Posisi juara 2 Video Perguruan Thawalib seperti dikatakan Wakil Sekretaris Yayasan Thawalib, Fahmi tidak terlepas dari kerja keras tim yang membuat video tersebut di tengah waktu pembuatan yang pendek serta suasana masih COVID-19.

“Ini prestasi atas kerja keras tim Perguruan Thawalib Putra yang membuat video tersebut dan diakui sebagai juara 2 tingkat Sumbar,” ucap Fahmi.

Video Penuh Sejarah

Video Thawalib Dalam 300 Detik adalah hasil kerja tim yang melibatkan para santri, guru, pimpinan perguruan dan yayasan.

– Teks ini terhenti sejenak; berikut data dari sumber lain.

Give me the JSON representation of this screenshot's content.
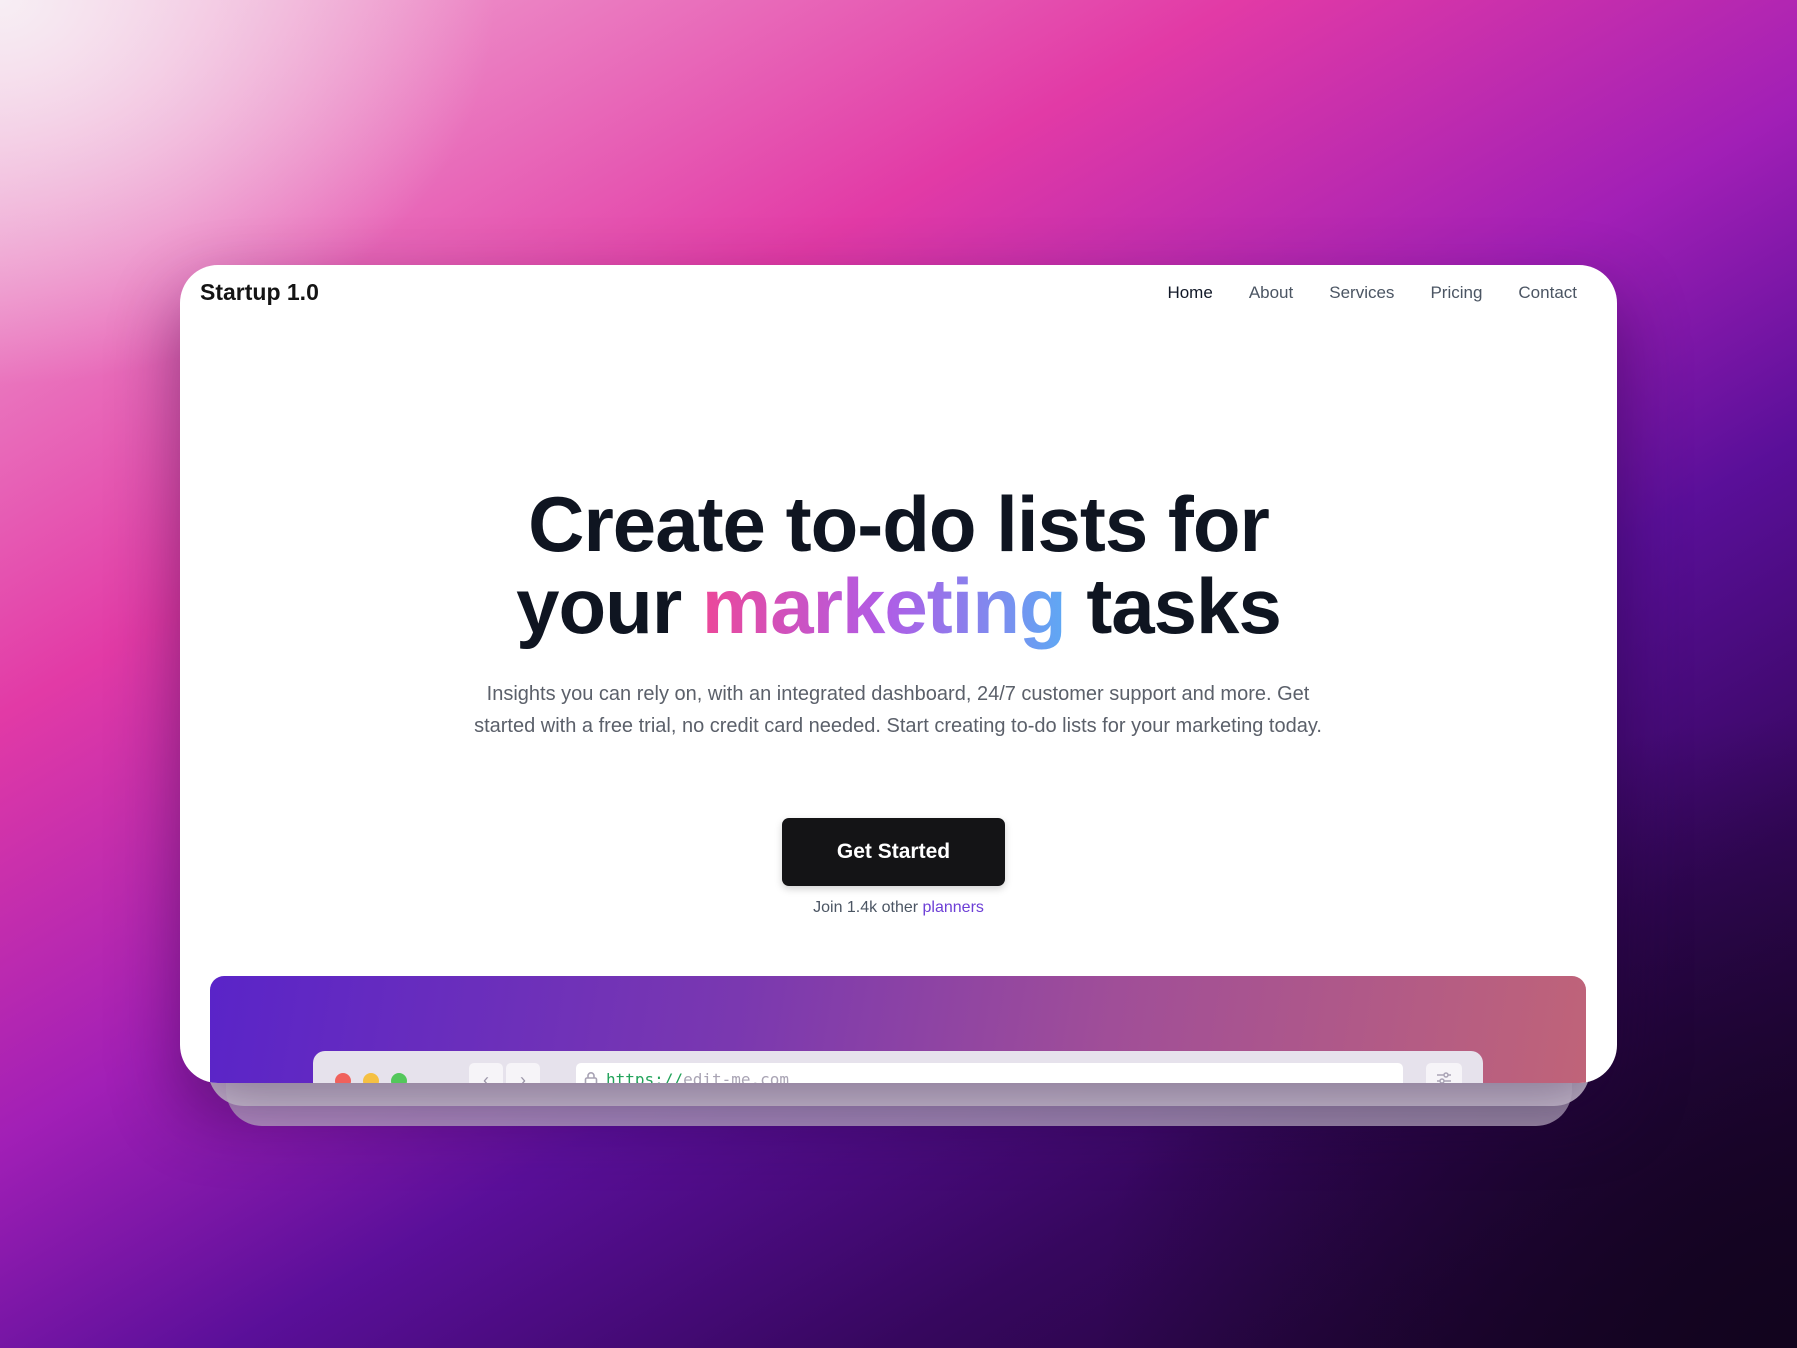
{
  "brand": "Startup 1.0",
  "nav": [
    "Home",
    "About",
    "Services",
    "Pricing",
    "Contact"
  ],
  "hero": {
    "line1": "Create to-do lists for",
    "line2_pre": "your ",
    "line2_highlight": "marketing",
    "line2_post": " tasks",
    "subtitle": "Insights you can rely on, with an integrated dashboard, 24/7 customer support and more. Get started with a free trial, no credit card needed. Start creating to-do lists for your marketing today.",
    "cta": "Get Started",
    "social_pre": "Join 1.4k other ",
    "social_link": "planners"
  },
  "browser": {
    "url_scheme": "https://",
    "url_host": "edit-me.com"
  },
  "colors": {
    "highlight_gradient": [
      "#ec4899",
      "#b05ce6",
      "#5ea9f4"
    ],
    "cta_bg": "#141416",
    "link": "#6d3fd6"
  },
  "icons": [
    "lock-icon",
    "chevron-left-icon",
    "chevron-right-icon",
    "sliders-icon"
  ]
}
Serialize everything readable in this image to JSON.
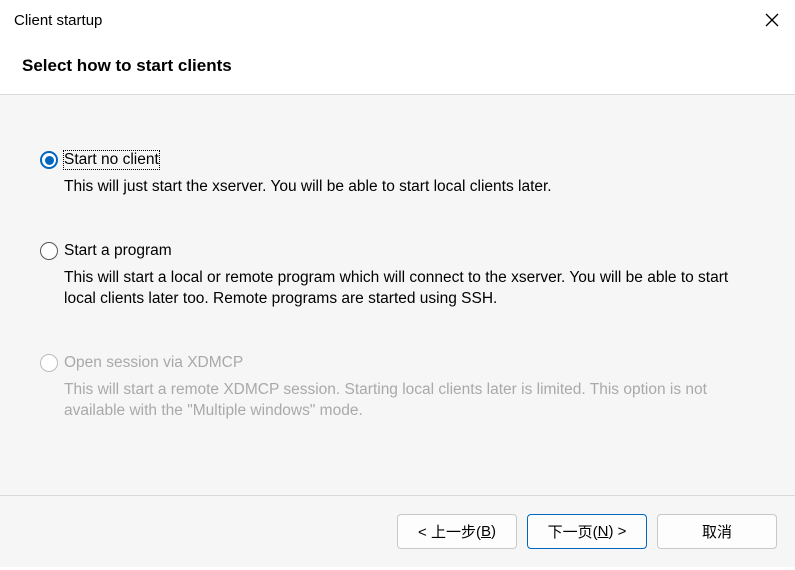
{
  "window": {
    "title": "Client startup"
  },
  "header": {
    "title": "Select how to start clients"
  },
  "options": [
    {
      "label": "Start no client",
      "description": "This will just start the xserver. You will be able to start local clients later.",
      "selected": true,
      "disabled": false
    },
    {
      "label": "Start a program",
      "description": "This will start a local or remote program which will connect to the xserver. You will be able to start local clients later too. Remote programs are started using SSH.",
      "selected": false,
      "disabled": false
    },
    {
      "label": "Open session via XDMCP",
      "description": "This will start a remote XDMCP session. Starting local clients later is limited. This option is not available with the \"Multiple windows\" mode.",
      "selected": false,
      "disabled": true
    }
  ],
  "footer": {
    "back": {
      "prefix": "< 上一步(",
      "mnemonic": "B",
      "suffix": ")"
    },
    "next": {
      "prefix": "下一页(",
      "mnemonic": "N",
      "suffix": ") >"
    },
    "cancel": "取消"
  }
}
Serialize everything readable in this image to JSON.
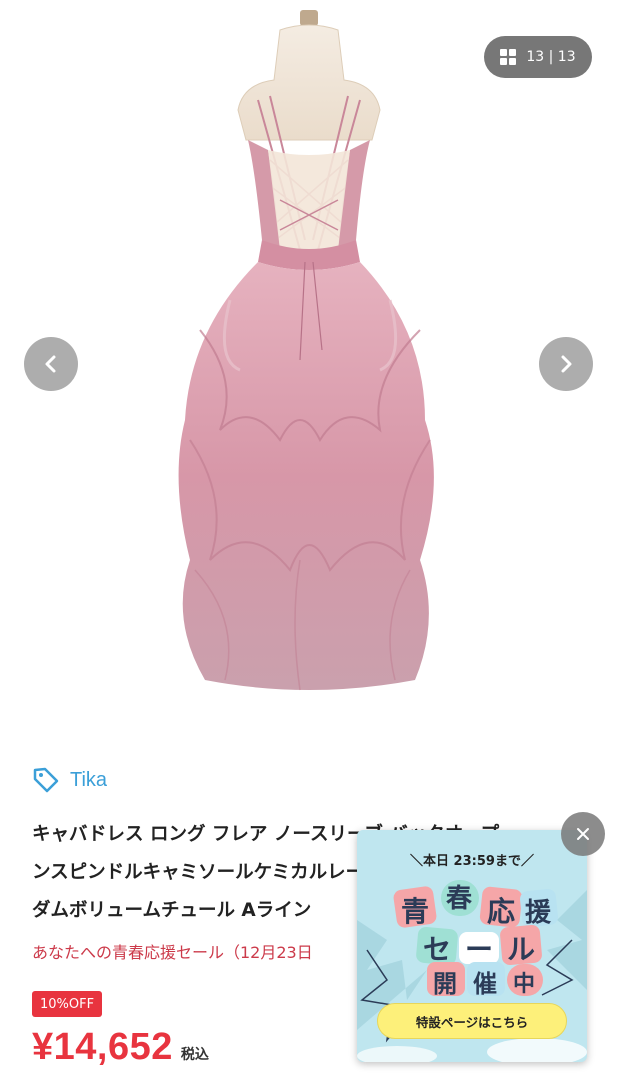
{
  "gallery": {
    "counter": "13 | 13",
    "grid_icon": "grid-icon",
    "prev_icon": "chevron-left-icon",
    "next_icon": "chevron-right-icon"
  },
  "product": {
    "brand": "Tika",
    "brand_icon": "tag-icon",
    "title_lines": [
      "キャバドレス ロング フレア ノースリーブ バックオープ",
      "ンスピンドルキャミソールケミカルレース ティアード",
      "ダムボリュームチュール Aライン"
    ],
    "sale_text": "あなたへの青春応援セール（12月23日",
    "discount_badge": "10%OFF",
    "price": "¥14,652",
    "tax_label": "税込"
  },
  "promo": {
    "top_text": "＼本日 23:59まで／",
    "line1": [
      "青",
      "春",
      "応",
      "援"
    ],
    "line2": [
      "セ",
      "ー",
      "ル"
    ],
    "line3": [
      "開",
      "催",
      "中"
    ],
    "button_label": "特設ページはこちら",
    "close_icon": "close-icon"
  },
  "colors": {
    "accent_red": "#e8343f",
    "brand_blue": "#3b9fd8",
    "dress_pink": "#d99aaa",
    "promo_bg": "#bfe6ef",
    "promo_button": "#fdf07a"
  }
}
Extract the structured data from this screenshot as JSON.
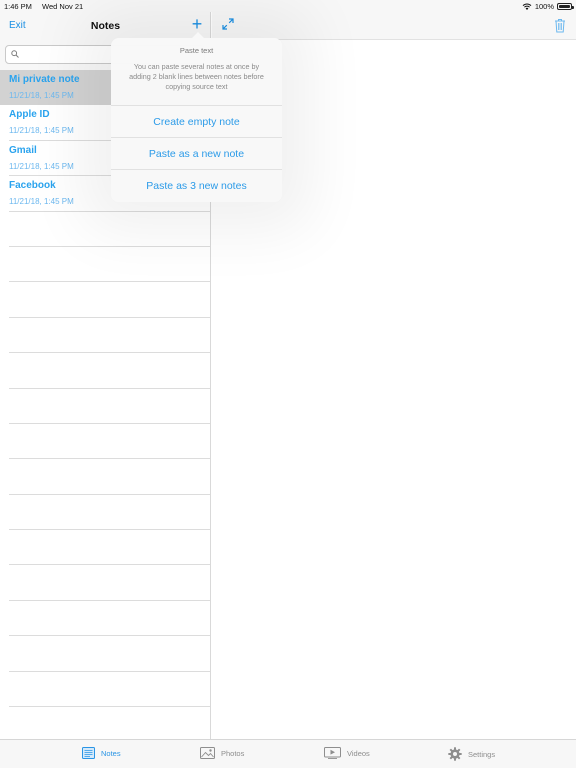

Dalam video tersebut berisikan tentang napak tilas Perguruan Thawalib yang saat ini berusia lebih 110 tahun.

Seperti dikatakan Muh Alif Pratama yang ikut mendampingi pembuatan video, sejarah berdirinya Perguruan Thawalib serta perjalanan lebih satu abad.merupakan tantangan dalam membuat video yang dibatasi durasinya hanya beberapa menit saja.

“Tentu tidak.mudah menulis skrip dan pengambilan visualnya selain keterbatasan waktu durasi yang ditetapkan panitia juga karena.kisah perjalanan sejarah Thawalib yang cukup panjang. Jadi harus ada kejelian dalam menangani hal ini, ” ujarnya.

Dengan prestasi juara dua tingkat Sumbar tersebut mendapat apresiasi dari jajaran kepala sekolah MTs Thawalib Putra, Chandra Yuheri dan Kepala Sekolah KUI Putra, Ajisman. Mereka merasa bangga dengan prestasi yang diraih meski baru pertama ikut lomba pembuatan video konten dan kreatif ini.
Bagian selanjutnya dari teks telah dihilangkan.